If there has been any genetic rewiring in America, it is in the Republican Party. It has mutated from one that offered policy positions that could compete with those of the Democrats to one whose most concerted effort involves ostracising public health officials doing their best to understand a deadly pathogen and pushing a hallucinogenic narrative that Democrats are responsible for the January 6 Capitol insurrection.

Democrats, of course, also rarely miss an opportunity to over-politicise issues. “Defund the police”, for example, was a flawed rallying cry that gained momentum during the Black Lives Matter movement and was arguably as dangerous to public health as the coronavirus.

The rhetoric was over a line most Americans were not willing to cross. That is why Biden has emerged as the party’s leader and made pandemic relief and infrastructure spending his main priorities.

It is within this effort we can see the struggle between the centrist Republicans working to reassume the mantle of Ronald Reagan and those who are still reluctant to break with Donald Trump, who would not be able to articulate a political vision if Washington’s best strategists boiled one down to a one-pager to be delivered on the set of The Apprentice.

The US$1 trillion infrastructure package, which once seemed impossible, now appears within reach since Senate minority leader Mitch McConnell signalled support for the plan last week.

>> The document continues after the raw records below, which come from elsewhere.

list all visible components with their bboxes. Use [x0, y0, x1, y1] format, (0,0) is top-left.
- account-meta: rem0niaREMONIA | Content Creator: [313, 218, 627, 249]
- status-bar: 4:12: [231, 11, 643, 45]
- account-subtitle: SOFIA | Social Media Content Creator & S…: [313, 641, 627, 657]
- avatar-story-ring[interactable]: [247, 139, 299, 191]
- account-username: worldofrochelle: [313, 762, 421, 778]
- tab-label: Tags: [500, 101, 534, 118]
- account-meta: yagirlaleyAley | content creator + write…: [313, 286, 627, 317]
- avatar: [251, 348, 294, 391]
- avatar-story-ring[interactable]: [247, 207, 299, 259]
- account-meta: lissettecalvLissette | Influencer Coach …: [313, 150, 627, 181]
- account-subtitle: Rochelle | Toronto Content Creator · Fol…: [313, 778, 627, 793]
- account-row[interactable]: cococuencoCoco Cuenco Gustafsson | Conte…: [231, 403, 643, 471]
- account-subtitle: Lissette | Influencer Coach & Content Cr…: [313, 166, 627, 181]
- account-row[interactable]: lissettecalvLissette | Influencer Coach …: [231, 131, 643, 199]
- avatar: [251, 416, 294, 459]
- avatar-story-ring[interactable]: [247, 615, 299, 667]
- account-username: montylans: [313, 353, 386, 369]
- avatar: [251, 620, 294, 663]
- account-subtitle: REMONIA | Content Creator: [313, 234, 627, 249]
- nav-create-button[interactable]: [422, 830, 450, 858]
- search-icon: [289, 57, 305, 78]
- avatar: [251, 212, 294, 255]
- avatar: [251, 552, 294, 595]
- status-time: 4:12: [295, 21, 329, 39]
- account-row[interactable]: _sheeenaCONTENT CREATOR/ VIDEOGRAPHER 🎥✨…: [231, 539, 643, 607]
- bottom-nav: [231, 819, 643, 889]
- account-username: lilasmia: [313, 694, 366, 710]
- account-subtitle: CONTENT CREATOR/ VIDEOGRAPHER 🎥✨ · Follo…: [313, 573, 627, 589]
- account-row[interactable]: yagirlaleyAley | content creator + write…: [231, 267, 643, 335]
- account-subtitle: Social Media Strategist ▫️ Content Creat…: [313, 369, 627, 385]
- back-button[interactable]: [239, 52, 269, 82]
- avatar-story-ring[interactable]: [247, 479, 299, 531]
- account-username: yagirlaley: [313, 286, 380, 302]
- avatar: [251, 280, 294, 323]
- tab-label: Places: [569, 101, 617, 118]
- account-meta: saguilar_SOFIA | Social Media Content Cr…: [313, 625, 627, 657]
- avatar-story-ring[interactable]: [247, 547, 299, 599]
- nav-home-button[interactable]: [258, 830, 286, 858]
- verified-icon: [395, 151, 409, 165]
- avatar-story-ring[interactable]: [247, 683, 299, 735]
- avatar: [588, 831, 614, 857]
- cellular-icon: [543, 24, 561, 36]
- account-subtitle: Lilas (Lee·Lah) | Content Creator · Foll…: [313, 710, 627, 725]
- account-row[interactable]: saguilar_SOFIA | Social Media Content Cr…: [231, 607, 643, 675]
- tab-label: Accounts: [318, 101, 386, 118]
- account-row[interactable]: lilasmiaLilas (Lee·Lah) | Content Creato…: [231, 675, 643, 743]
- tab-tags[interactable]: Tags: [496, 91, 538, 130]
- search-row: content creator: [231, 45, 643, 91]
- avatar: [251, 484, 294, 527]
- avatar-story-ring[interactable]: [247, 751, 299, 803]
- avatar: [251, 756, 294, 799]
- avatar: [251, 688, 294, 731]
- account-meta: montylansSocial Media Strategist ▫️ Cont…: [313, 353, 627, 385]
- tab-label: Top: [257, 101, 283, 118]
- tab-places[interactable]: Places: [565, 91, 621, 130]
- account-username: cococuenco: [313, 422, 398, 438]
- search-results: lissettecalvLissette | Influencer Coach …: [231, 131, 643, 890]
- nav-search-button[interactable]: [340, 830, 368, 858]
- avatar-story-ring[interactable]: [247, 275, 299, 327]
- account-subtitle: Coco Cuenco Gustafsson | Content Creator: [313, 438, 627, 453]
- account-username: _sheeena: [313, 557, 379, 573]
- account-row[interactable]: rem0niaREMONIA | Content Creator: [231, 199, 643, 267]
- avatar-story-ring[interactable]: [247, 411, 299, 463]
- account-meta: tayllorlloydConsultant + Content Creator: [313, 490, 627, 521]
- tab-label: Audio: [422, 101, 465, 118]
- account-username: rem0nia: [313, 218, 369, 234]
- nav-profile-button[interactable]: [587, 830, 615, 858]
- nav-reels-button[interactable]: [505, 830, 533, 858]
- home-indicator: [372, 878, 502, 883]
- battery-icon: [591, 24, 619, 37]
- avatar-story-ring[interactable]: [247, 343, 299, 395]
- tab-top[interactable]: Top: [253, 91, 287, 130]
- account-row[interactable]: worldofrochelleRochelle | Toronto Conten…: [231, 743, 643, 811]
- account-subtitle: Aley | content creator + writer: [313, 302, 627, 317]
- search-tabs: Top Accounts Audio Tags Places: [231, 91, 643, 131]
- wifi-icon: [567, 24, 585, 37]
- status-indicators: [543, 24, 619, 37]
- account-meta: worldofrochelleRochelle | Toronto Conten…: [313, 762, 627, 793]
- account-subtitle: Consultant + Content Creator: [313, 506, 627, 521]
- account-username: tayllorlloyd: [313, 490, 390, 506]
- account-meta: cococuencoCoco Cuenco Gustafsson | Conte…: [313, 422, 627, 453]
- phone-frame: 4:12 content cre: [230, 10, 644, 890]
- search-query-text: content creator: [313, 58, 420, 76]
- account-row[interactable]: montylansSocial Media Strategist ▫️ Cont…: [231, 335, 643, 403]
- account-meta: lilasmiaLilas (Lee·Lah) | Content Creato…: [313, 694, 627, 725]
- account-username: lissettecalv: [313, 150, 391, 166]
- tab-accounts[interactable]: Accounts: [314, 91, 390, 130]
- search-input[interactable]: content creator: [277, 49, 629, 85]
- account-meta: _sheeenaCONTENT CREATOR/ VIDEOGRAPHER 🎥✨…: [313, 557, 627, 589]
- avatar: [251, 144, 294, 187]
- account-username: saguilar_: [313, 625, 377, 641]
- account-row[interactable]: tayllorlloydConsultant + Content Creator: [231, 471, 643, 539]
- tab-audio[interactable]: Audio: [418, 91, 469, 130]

Watch this space closely. Republicans under Trump dispensed with any concern about what most Americans were prepared to accept. They seemed determined to stay competitive through gerrymandering and voting restrictions.

But infrastructure spending may be too popular for them to ignore. McConnell clearly thinks so. With an infrastructure deal on the horizon and more of those in Republican Party strongholds rejecting vaccine misinformation, perhaps the Republican Party’s DNA is not as damaged as we thought.